Consumers are demanding more sophisticated blends of hot spice and flavor, Kalsec study finds

By Elizabeth Crawford contact

- Last updated on GMT

Consumers demanding more sophisticated blends of hot spice and flavor
As consumer demand for spicy food increases, it also is evolving beyond that for just eye-watering and mouth-burning heat to include a desire for more complex blends of pungent flavors, a recent survey by Kalsec reveals. 

The Michigan-based flavor and color supplier found 80% of 1,300 U.S. consumers it surveyed in January say they enjoy hot and spicy foods, which includes 20% who say they are eating hotter food than a year ago and 61% who prefer food with medium and high heat.

Not only do people like their food hotter, but they are eating spicy food more often, the survey also revealed. A quarter of survey respondents say they are now eating spicy foods more often than they did last year and 56% eat spicy foods at least  once a week.

But ramping up just the heat is no longer enough to appease the growing number of spice-loving consumers, says Gary Augustine, executive director of market development for Kalsec. “Now consumers want some flavor with their heat as well.”

For example, about two years ago, consumers began gravitating to a sweet heat, such as a honey-chipotle or mango-habenero, which prompted Kalsec to launch its line of Fusionary Heat ingredients, Augustine said.

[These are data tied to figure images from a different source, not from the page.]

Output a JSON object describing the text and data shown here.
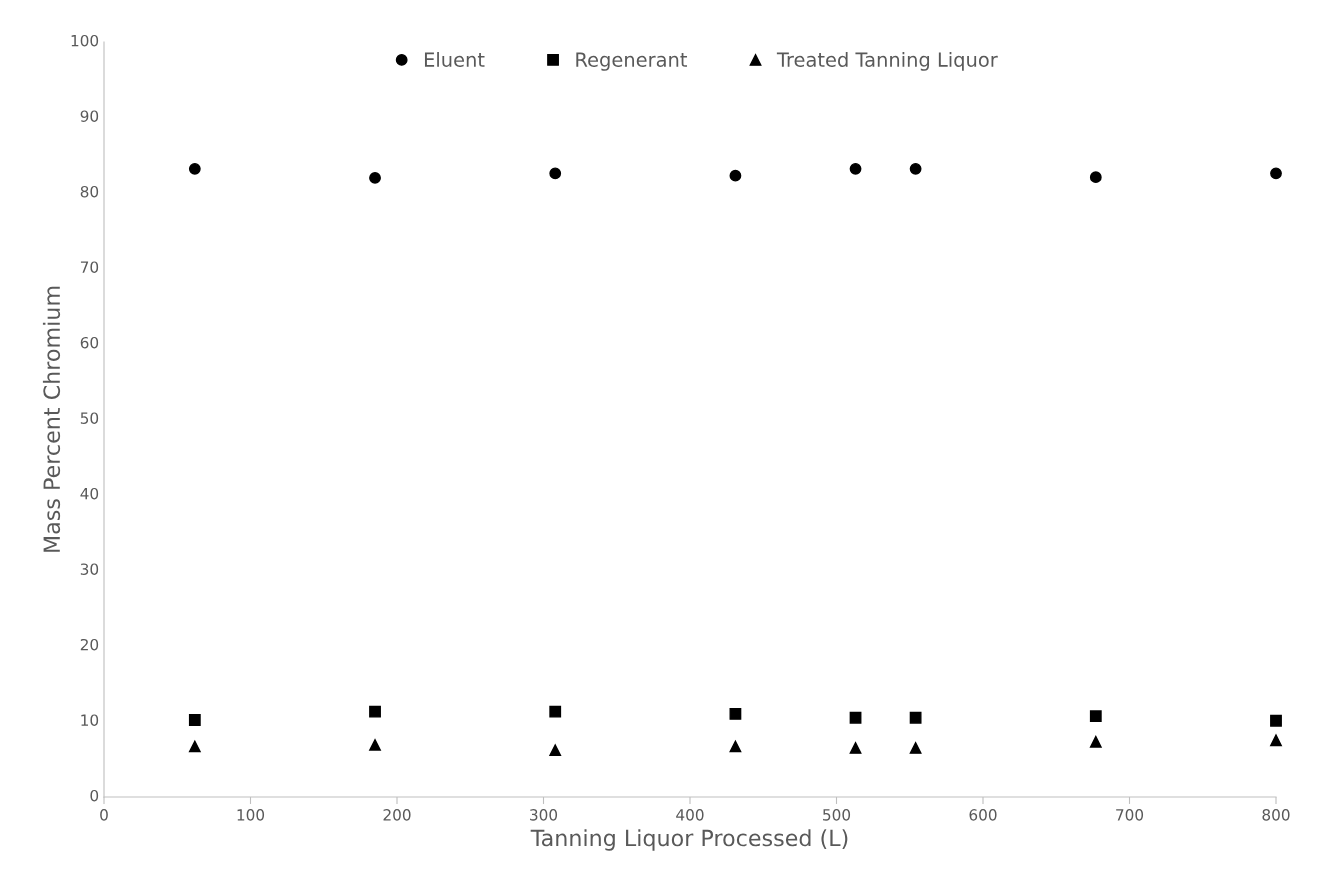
{
  "chart_data": {
    "type": "scatter",
    "xlabel": "Tanning Liquor Processed (L)",
    "ylabel": "Mass Percent Chromium",
    "x": [
      62,
      185,
      308,
      431,
      513,
      554,
      677,
      800
    ],
    "series": [
      {
        "name": "Eluent",
        "color": "#000000",
        "marker": "circle",
        "values": [
          83.2,
          82.0,
          82.6,
          82.3,
          83.2,
          83.2,
          82.1,
          82.6
        ]
      },
      {
        "name": "Regenerant",
        "color": "#000000",
        "marker": "square",
        "values": [
          10.2,
          11.3,
          11.3,
          11.0,
          10.5,
          10.5,
          10.7,
          10.1
        ]
      },
      {
        "name": "Treated Tanning Liquor",
        "color": "#000000",
        "marker": "triangle",
        "values": [
          6.7,
          6.9,
          6.2,
          6.7,
          6.5,
          6.5,
          7.3,
          7.5
        ]
      }
    ],
    "xlim": [
      0,
      800
    ],
    "xticks": [
      0,
      100,
      200,
      300,
      400,
      500,
      600,
      700,
      800
    ],
    "ylim": [
      0,
      100
    ],
    "yticks": [
      0,
      10,
      20,
      30,
      40,
      50,
      60,
      70,
      80,
      90,
      100
    ],
    "grid": false,
    "legend": "top"
  }
}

This line also includes hot flavors combined with sour, tangy and savory flavors, such as Horseradish Citrus and Smooth Lime Heat, he said.

More recently, consumers have sought out more subtle flavor differences from a variety of specialty peppers, Augustine said.

“Jalapeno had always been the standard heat product. It was a little milder, but everyone formulated with it. But now you are seeing all different kinds of peppers,”​ Augustine said. “You see the habanero emerging, chipotle, we are beginning to see the pasilla a little more. Ancho and poblano also are seeing more traction as well.”

Other increasingly popular peppers in food service, which influences CPG launches two or three years down the line, are the arbol chili, japones hot chili pepper, habanero, cherry poppers and fresno chili, he added.

“Each pepper has a unique flavor compound to it. It is not just hot, it has some citrus or herbaceous or sweet overtones to it,”​ Augustine said.

Kalsec already offers many of these flavors in its expeller-press ingredient line, which is clean-label friendly, Augustine said, noting the company will more varieties in the coming weeks.

The best platforms for heat

Successful applications for spicy CPGs include sauces, dressings, snacks, soups and international-inspired curry and Thai foods, Augustine said.

He explained that sauces and dressings appeal to people because they can adjust how much they use to see whether they like it. Sauces also are associated with celebrations, such as barbeques, where consumers enjoy trying new products together.

Snacks are another popular platform for consumers to try spicy food because they are smaller, more “experimental”​ and people often crave bold flavors for snacks, Augustine said.

Soup – especially Thai soup – is gaining traction for spicy ingredients as is curry, he added. He explained consumers are drawn to these more exotic formats because they see them on television cooking shows or social media and want to be part of the trends.

With all the formats, the key to launching a successful product is balancing the sources of heat with the level of heat and other flavors, Augustine concluded.